Speaking at a webinar hosted by introducer Gunner & Co today (November 26), advisers were told to act quickly in the knowledge a cover renewal was "never further than 12 months away".
Andy Sutherland, associate at Telos Solutions, said the issue of professional indemnity insurance, alongside defined benefit transfer work, could pose a make-or-break scenario for prospective buyers.
Mr Sutherland said: "You have to be really sure of the book of business you’ve got when presenting it to professional indemnity insurers as equally as you would be for a sale.
"We have seen increased excesses, which ties up capital. We've also seen tighter terms which could lead to a catastrophic event which is non-complaint cover.
"So don’t underestimate the threat that professional indemnity is going to play, not just to you now but also to a potential sale.
"I have been involved recently in some due diligence where the professional indemnity insurance was null and void effectively, which then as far as the purchaser was concerned meant a toxic business and they walked away."

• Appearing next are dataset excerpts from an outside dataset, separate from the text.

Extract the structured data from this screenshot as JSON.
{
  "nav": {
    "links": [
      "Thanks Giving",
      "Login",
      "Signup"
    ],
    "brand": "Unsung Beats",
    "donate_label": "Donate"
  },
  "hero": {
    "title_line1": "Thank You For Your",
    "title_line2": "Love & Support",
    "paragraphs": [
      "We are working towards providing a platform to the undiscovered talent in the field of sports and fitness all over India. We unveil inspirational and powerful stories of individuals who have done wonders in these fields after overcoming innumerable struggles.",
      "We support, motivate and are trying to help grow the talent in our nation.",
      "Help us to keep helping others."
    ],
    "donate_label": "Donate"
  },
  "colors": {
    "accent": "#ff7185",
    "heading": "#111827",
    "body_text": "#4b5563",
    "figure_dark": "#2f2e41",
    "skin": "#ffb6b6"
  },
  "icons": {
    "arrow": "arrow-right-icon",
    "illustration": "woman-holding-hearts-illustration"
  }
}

The plight of advisers struggling to secure professional indemnity cover in recent years has been well publicised, with professional body the Personal Finance Society particularly vocal about its challenges and ultimate risk to consumers.
For those who have successfully renewed their policies cover often includes an increasing number of exclusions and rocketing premiums, especially surrounding historic or ongoing work on defined benefit transfer advice.
Mr Sutherland warned defined benefit work was a key area of risk for firms looking to sell, branding it "lumpy".
He added: "You don't need many cases to be unsuitable to cause you a lot of pain and quite quickly use up any cover you may have for defined benefit. It can hurt you very quickly."
Louise Jeffreys, managing director at Gunner & Co, said even for advisers who are not looking to sell for a few years, acting now could make a "significant difference" to the future sale.
Last week FTAdviser reported mergers and acquisitions in the financial planning sector could be facing a "perfect moment" in the wake of valuations increasing over the past two years, as an uptick in deals is expected next year.